In this photograph from the 1890s, likely taken by a station director and used for publicity purposes, Bartlett uses forceps to adjust small weights on a scale inside a glass enclosure that keeps drafts from disturbing his tests. Using this scale and the larger one at upper right on the table, the young chemist would test imported guano, for instance, to see if it was suitable for fertilizer or if it had been adulterated with limestone or other contaminants. (Interestingly, Bartlett uses a garter clip on his sleeve, visible at left, to keep his cuffs from disturbing the weights; the chemist's trademark white overcoat would not come into fashion until a few years later.) The Mason jars likely contain rye or wheat seed that would be tested in an attempt to prevent blights like the one that had decimated Maine crops as recently as 1860, while the low, glass dome in the foreground serves as a desiccator, beneath which some samples are drying before further tests.
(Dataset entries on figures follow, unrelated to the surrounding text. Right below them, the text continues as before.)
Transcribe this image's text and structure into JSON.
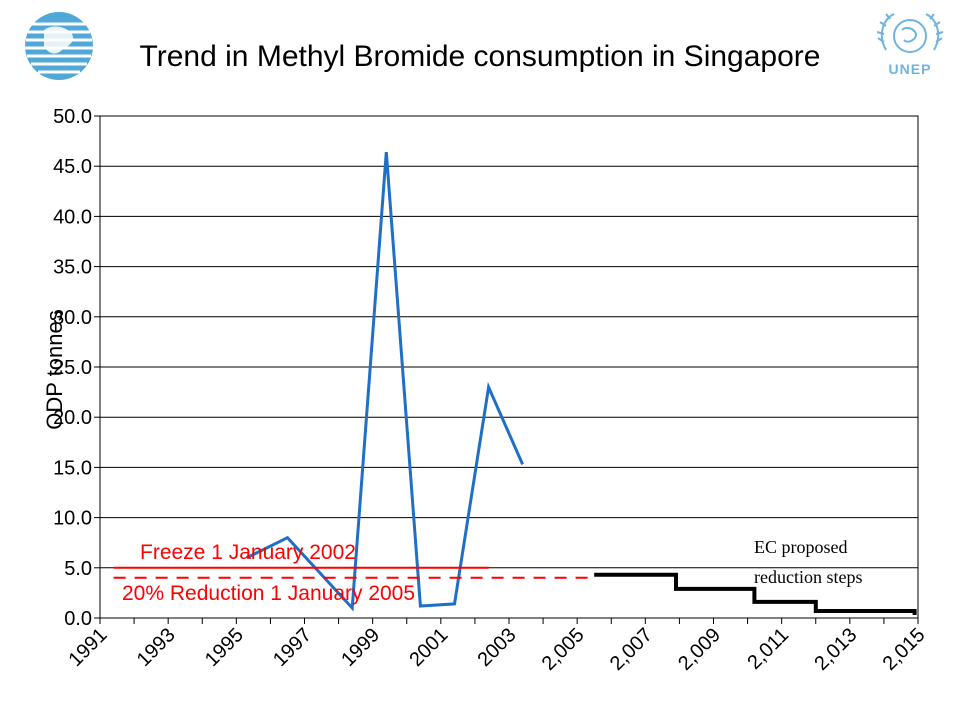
{
  "title": "Trend in Methyl Bromide consumption in Singapore",
  "logos": {
    "right_text": "UNEP"
  },
  "colors": {
    "consumption": "#1f6fc7",
    "freeze": "#ff0000",
    "reduction": "#ff0000",
    "ec_steps": "#000000",
    "grid": "#000000"
  },
  "chart_data": {
    "type": "line",
    "title": "Trend in Methyl Bromide consumption in Singapore",
    "ylabel": "ODP tonnes",
    "xlabel": "",
    "ylim": [
      0,
      50
    ],
    "y_ticks": [
      "0.0",
      "5.0",
      "10.0",
      "15.0",
      "20.0",
      "25.0",
      "30.0",
      "35.0",
      "40.0",
      "45.0",
      "50.0"
    ],
    "x_tick_labels": [
      "1991",
      "1993",
      "1995",
      "1997",
      "1999",
      "2001",
      "2003",
      "2,005",
      "2,007",
      "2,009",
      "2,011",
      "2,013",
      "2,015"
    ],
    "x_range": [
      1991,
      2015
    ],
    "grid": true,
    "series": [
      {
        "x": [
          1995.3,
          1996.5,
          1998.4,
          1999.4,
          2000.4,
          2001.4,
          2002.4,
          2003.4
        ],
        "y": [
          6.0,
          8.0,
          1.0,
          46.4,
          1.2,
          1.4,
          23.0,
          15.3
        ]
      },
      {
        "name": "Freeze 1 January 2002",
        "x": [
          1991.4,
          2002.4
        ],
        "y": [
          5.0,
          5.0
        ]
      },
      {
        "name": "20% Reduction 1 January 2005",
        "x": [
          1991.4,
          2005.5
        ],
        "y": [
          4.0,
          4.0
        ]
      },
      {
        "name": "EC proposed reduction steps",
        "x": [
          2005.5,
          2007.9,
          2007.9,
          2010.2,
          2010.2,
          2012.0,
          2012.0,
          2014.9,
          2014.9
        ],
        "y": [
          4.3,
          4.3,
          2.9,
          2.9,
          1.6,
          1.6,
          0.7,
          0.7,
          0.3
        ]
      }
    ],
    "annotations": [
      {
        "text": "Freeze 1 January 2002",
        "color": "#ff0000"
      },
      {
        "text": "20% Reduction 1 January 2005",
        "color": "#ff0000"
      },
      {
        "lines": [
          "EC proposed",
          "reduction steps"
        ],
        "color": "#000000"
      }
    ]
  }
}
Bartlett, who joined the experiment station when it first opened and worked as chief chemist for the next fifty years, always preferred to have his hands on an experiment rather than on an administrative report. He turned down the chance to serve as the station's director in 1921, and in later years took part in testing shellfish and even carbonated beverages, as experiment stations like this one served as predecessors of the federal Food and Drug Administration. Even with such national attention, though, Bartlett's work continues in Maine, and today the university operates more than a half-dozen research stations across the state, exploring everything from pests in blueberry fields to pathogens in potato stock. While the beakers and wash bottle on the table in front of this turn-of-the-century chemist have long since turned into centrifuges and electron microscopes, the scientific method that Bartlett demonstrated more than a hundred years ago remains a vital piece of the food chain in Maine.